Note: In the event you aren’t interested in pseudo-theology — and really, why would you be? — feel free to skip this one. I’m late in getting out a post that was intended to be simple and for some reason isn’t. Anyway, instead of finishing that post, I’m cheating and republishing a lightly edited version of something I was asked to write for Lent on Luke 13:31-35, with added footnotes. The basic context is that a group of Pharisees have come to warn Jesus that Herod is planning to kill him. The commentary below is about his response.
This is a weird, funny passage — spicy, as the kids say. “Go and tell that fox” always catches me off guard. It turns out Jesus isn’t above the occasional insult.
But there’s more. In most English translations, the exact phrase is “that fox,” and I think the “that” increases the offense. “That fox” is both overfamiliar and dismissive. It implies that Herod while is particular, he isn’t unique.1 After all, the world is full of foxes — shifty and cunning agents, not to be trusted — and strictly speaking, “Herod” is a political title. Like every other Herod (including the Herod who already tried to kill Jesus) this Herod will be replaced by another.2 And like every other Herod, then and now, this Herod doesn’t understand what Jesus is up to.3
So, as if to avoid any confusion, Jesus lays it all out. “Listen,” he says — and I wonder if he took a deep breath here — “I am casting out demons and performing cures today and tomorrow, and on the third day I finish my work.”4
If the scene ended there, you could chalk it up as an especially heated rebuke that culminates in a judgment against Jerusalem.
But Jesus goes on, renewing the metaphor. If a Herod is a fox, Jesus is a hen. Foxes are clever and cunning. Chickens are, from my understanding, neither.5 But Jesus doesn’t want to be a fox. He wants to gather his children under his wings, if only they would let him. On the surface, the image seems comforting, even sentimental, but according to N. T. Wright, what Jesus is actually describing is how a hen behaves to protect her chicks when a fire breaks out in a barn.
So like I said, this is a weird passage, which reveals Christ’s character and mission in a series of subtle and not-so-subtle ironies. The sense of righteous impatience reminds me of the scene in The Two Towers in which Gandalf scolds Grima Wormtongue, a cynical political opportunist not unlike Herod.

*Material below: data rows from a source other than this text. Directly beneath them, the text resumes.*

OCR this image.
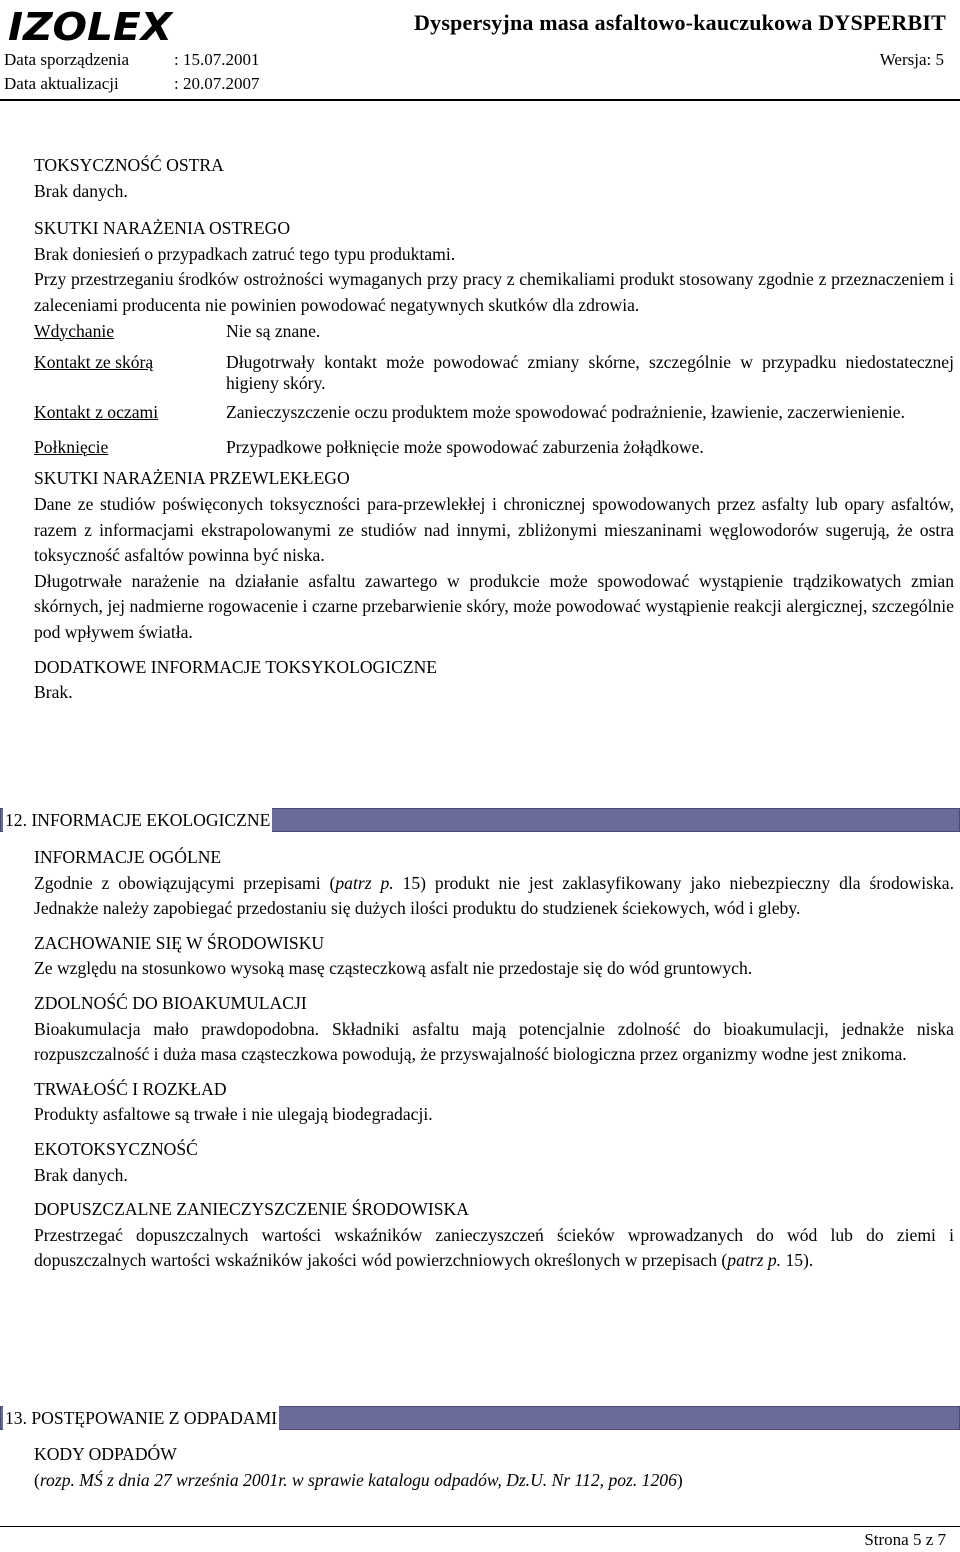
IZOLEX	Dyspersyjna masa asfaltowo-kauczukowa DYSPERBIT
Data sporządzenia	: 15.07.2001	Wersja: 5
Data aktualizacji	: 20.07.2007

TOKSYCZNOŚĆ OSTRA

Brak danych.

SKUTKI NARAŻENIA OSTREGO

Brak doniesień o przypadkach zatruć tego typu produktami.

Przy przestrzeganiu środków ostrożności wymaganych przy pracy z chemikaliami produkt stosowany zgodnie z przeznaczeniem i zaleceniami producenta nie powinien powodować negatywnych skutków dla zdrowia.

Wdychanie	Nie są znane.
Kontakt ze skórą	Długotrwały kontakt może powodować zmiany skórne, szczególnie w przypadku niedostatecznej higieny skóry.
Kontakt z oczami	Zanieczyszczenie oczu produktem może spowodować podrażnienie, łzawienie, zaczerwienienie.
Połknięcie	Przypadkowe połknięcie może spowodować zaburzenia żołądkowe.

SKUTKI NARAŻENIA PRZEWLEKŁEGO

Dane ze studiów poświęconych toksyczności para-przewlekłej i chronicznej spowodowanych przez asfalty lub opary asfaltów, razem z informacjami ekstrapolowanymi ze studiów nad innymi, zbliżonymi mieszaninami węglowodorów sugerują, że ostra toksyczność asfaltów powinna być niska.

Długotrwałe narażenie na działanie asfaltu zawartego w produkcie może spowodować wystąpienie trądzikowatych zmian skórnych, jej nadmierne rogowacenie i czarne przebarwienie skóry, może powodować wystąpienie reakcji alergicznej, szczególnie pod wpływem światła.

DODATKOWE INFORMACJE TOKSYKOLOGICZNE

Brak.

12. INFORMACJE EKOLOGICZNE

INFORMACJE OGÓLNE

Zgodnie z obowiązującymi przepisami (patrz p. 15) produkt nie jest zaklasyfikowany jako niebezpieczny dla środowiska. Jednakże należy zapobiegać przedostaniu się dużych ilości produktu do studzienek ściekowych, wód i gleby.

ZACHOWANIE SIĘ W ŚRODOWISKU

Ze względu na stosunkowo wysoką masę cząsteczkową asfalt nie przedostaje się do wód gruntowych.

ZDOLNOŚĆ DO BIOAKUMULACJI

Bioakumulacja mało prawdopodobna. Składniki asfaltu mają potencjalnie zdolność do bioakumulacji, jednakże niska rozpuszczalność i duża masa cząsteczkowa powodują, że przyswajalność biologiczna przez organizmy wodne jest znikoma.

TRWAŁOŚĆ I ROZKŁAD

Produkty asfaltowe są trwałe i nie ulegają biodegradacji.

EKOTOKSYCZNOŚĆ

Brak danych.

DOPUSZCZALNE ZANIECZYSZCZENIE ŚRODOWISKA

Przestrzegać dopuszczalnych wartości wskaźników zanieczyszczeń ścieków wprowadzanych do wód lub do ziemi i dopuszczalnych wartości wskaźników jakości wód powierzchniowych określonych w przepisach (patrz p. 15).

13. POSTĘPOWANIE Z ODPADAMI

KODY ODPADÓW

(rozp. MŚ z dnia 27 września 2001r. w sprawie katalogu odpadów, Dz.U. Nr 112, poz. 1206)

Strona 5 z 7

The wise speak only of what they know... Therefore be silent, and keep your forked tongue behind your teeth. I have not passed through fire and death to bandy words with a serving-man till the lightning falls.
Just then, thunder sounds in the distance.
Of course the same can be said of anyone, and the implication isn’t necessarily negative, cf.: “God shows no partiality,” otherwise translated as “God does not show favoritism,” or best of all, “God is no respecter of persons.” Un-uniqueness or in-distinction doesn’t concern this God.
The Herod of this story is Herod Antipas, who executed John the Baptist. About thirty years earlier, according to Matthew, Joseph and Mary fled to Egypt with the infant Jesus to escape the Herod the Great, Antipas’ father, then later returned to Nazareth instead of Bethlehem to avoid Herod Archelaus, one of Antipas’ brothers. There are six Herods in the New Testament, and they’re all bad news.
Again, as with the above footnote, the same can be said of Christ’s own disciples and many (most? all?) Christians throughout history. In Matthew 16:18, Jesus tells Peter that he will be “the rock” of his church. In Matthew 16:23, Jesus tells Peter, “Get thee behind me, Satan!”
I can imagine an underpaid teacher or overworked parent taking a similar tone.
See, for example, Werner Herzog’s legendary comments on chickens.